You may need to use an inoculant to help plants become established in some soils. Mature plants tolerate summer drought, and clumps seldom need dividing. Purple prairie clover is slow to develop, but once it settles in, it is a tough, low-maintenance garden plant. The larvae of dogface sulphur and rieker blue butterflies feed on the plants.
Wasps, flies, small butterflies, hummingbirds, beetles, and plant bugs also visit the flowers. The nectar of the flowers attracts many kinds of bees, including honeybees and bumblebees, which collect pollen. Allow seed heads to remain for winter interest and bird food. Plant it with other summer-blooming flowers such as monarda, leadplant, butterfly milkweed, prairie onions and smaller grasses like little bluestem and prairie dropseed. The fine-textured foliage remains attractive throughout the growing season, and the seed heads offer winter interest. Plant it in groups of three to five in perennial borders or butterfly gardens, or use a single plant as an accent in rock gardens.
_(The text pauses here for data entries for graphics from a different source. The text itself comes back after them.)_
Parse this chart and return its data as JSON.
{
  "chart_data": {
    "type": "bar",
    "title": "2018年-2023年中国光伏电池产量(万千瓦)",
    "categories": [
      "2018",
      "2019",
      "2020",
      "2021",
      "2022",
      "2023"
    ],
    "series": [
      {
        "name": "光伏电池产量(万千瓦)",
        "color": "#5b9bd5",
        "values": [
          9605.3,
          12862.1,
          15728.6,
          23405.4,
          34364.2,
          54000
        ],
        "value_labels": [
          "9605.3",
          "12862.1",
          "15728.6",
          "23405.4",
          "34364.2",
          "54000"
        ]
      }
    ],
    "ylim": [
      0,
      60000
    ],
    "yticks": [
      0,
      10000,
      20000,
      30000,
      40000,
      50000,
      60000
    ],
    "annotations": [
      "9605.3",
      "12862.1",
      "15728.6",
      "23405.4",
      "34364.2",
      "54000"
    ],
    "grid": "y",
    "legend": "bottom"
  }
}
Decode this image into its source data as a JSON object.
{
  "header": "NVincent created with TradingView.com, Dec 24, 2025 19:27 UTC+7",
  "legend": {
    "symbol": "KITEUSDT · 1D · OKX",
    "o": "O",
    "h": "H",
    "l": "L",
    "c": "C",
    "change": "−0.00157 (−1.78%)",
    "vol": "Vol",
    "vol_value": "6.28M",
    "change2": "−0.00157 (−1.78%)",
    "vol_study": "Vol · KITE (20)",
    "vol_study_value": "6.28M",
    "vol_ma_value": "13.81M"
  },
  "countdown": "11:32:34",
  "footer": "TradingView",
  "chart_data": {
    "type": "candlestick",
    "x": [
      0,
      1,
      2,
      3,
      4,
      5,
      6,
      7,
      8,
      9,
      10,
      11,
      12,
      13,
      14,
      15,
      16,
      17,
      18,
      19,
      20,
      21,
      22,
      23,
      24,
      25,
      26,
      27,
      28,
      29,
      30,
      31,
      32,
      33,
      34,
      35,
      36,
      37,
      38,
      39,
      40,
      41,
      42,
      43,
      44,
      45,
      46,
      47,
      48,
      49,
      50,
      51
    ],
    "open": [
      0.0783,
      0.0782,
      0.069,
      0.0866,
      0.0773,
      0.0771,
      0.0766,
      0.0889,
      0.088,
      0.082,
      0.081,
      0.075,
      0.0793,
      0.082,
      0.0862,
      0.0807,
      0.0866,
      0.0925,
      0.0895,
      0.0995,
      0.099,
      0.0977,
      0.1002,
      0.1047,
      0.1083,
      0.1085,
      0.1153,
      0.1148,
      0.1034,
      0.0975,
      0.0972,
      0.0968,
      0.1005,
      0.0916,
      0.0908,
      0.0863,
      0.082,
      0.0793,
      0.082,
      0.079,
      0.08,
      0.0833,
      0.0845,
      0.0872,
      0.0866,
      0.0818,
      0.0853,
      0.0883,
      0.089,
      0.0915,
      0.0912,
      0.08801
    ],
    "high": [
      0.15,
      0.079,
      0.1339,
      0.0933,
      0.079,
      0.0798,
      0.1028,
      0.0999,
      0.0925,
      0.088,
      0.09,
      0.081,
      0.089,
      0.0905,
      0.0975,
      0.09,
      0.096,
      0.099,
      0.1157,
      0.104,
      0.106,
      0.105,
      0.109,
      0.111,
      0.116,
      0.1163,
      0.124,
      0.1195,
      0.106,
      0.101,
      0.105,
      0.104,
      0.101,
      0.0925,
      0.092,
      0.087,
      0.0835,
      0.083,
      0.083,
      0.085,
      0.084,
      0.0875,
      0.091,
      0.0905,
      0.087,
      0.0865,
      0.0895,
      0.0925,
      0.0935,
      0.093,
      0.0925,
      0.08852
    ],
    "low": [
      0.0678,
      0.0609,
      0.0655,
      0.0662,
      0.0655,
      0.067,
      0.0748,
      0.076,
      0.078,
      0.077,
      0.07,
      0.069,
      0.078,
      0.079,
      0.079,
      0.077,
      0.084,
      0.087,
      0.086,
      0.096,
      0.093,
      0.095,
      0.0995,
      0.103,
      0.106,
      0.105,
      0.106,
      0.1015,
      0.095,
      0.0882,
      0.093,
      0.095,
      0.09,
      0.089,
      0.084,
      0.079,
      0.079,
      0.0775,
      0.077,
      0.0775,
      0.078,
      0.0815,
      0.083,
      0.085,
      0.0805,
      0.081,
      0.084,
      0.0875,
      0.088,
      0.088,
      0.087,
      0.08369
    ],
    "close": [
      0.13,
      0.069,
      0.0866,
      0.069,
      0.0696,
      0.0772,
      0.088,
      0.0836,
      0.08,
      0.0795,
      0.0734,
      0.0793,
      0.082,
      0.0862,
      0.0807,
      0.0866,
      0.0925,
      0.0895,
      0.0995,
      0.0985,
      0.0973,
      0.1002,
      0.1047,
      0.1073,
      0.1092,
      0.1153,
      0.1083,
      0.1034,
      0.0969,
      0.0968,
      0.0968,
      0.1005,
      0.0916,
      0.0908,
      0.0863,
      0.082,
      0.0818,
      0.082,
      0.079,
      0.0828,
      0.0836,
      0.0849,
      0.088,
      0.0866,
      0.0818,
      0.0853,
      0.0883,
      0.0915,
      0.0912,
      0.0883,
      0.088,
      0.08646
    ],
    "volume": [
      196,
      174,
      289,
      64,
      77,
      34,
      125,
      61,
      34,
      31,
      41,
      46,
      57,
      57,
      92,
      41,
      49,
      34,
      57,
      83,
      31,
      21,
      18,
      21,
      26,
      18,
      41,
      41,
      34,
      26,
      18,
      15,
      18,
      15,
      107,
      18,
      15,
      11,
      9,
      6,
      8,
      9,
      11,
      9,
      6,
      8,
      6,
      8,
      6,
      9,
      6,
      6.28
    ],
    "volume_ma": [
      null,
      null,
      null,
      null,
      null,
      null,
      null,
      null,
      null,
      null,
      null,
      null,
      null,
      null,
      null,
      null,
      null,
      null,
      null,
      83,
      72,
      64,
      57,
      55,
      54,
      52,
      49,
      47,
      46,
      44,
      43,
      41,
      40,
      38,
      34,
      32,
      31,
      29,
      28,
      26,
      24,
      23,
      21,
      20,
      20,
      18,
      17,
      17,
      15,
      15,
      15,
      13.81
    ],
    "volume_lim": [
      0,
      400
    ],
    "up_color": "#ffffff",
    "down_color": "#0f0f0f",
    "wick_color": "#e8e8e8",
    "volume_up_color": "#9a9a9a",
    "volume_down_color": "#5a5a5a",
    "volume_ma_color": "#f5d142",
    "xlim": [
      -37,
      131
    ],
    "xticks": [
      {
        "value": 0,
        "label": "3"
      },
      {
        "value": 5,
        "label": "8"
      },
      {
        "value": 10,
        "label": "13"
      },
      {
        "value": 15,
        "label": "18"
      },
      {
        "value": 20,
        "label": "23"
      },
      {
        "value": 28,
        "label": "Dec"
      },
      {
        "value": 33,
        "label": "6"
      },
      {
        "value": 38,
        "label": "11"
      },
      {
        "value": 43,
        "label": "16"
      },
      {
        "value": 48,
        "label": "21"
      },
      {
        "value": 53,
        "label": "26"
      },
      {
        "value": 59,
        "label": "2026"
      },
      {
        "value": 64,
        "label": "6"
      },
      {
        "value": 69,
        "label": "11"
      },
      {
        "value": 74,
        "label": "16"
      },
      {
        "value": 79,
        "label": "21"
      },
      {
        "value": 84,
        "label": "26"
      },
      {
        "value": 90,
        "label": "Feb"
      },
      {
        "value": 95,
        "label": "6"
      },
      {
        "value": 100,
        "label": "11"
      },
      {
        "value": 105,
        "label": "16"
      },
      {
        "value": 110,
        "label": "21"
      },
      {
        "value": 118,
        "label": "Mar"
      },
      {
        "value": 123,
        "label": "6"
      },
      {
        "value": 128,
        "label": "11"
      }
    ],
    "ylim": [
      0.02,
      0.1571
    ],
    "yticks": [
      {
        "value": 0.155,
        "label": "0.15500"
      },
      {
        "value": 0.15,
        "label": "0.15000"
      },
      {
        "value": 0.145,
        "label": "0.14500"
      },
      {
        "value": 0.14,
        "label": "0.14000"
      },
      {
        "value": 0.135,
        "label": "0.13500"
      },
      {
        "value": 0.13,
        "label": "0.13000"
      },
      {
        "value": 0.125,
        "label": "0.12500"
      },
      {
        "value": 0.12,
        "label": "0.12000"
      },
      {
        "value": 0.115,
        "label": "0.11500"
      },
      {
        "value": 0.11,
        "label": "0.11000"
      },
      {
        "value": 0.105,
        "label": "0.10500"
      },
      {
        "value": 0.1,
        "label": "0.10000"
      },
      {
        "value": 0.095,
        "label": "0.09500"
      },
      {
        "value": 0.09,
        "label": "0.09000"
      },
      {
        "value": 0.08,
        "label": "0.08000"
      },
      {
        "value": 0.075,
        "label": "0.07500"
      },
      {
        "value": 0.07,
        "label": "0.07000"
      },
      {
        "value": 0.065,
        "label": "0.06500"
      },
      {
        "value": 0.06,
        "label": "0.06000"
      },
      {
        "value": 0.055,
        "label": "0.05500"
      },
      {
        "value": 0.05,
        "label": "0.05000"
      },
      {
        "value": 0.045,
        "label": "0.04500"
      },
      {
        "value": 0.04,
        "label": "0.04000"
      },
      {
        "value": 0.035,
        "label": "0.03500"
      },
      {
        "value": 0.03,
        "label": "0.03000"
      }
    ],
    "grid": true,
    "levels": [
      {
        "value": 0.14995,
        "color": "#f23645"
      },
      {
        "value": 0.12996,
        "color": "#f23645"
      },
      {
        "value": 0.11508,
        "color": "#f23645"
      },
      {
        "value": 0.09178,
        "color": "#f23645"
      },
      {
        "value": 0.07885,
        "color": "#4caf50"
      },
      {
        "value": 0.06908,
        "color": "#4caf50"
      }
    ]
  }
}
#Clover with purple flowers full
Purple prairie clover doesn’t look like much in spring (including in the nursery container), but it will reward you in midsummer a mature plant is quite attractive in full bloom. Older plants may tiller (split) at the base and send up multiple stems, creating vase-shaped clumps. It starts blooming in early summer and continues for a month or more. The densely packed flowers bloom in a ring around the flower head, starting at the bottom and working up to the top. Purple prairie clover is a delicate-looking plant with unique rose-purple to crimson flowers.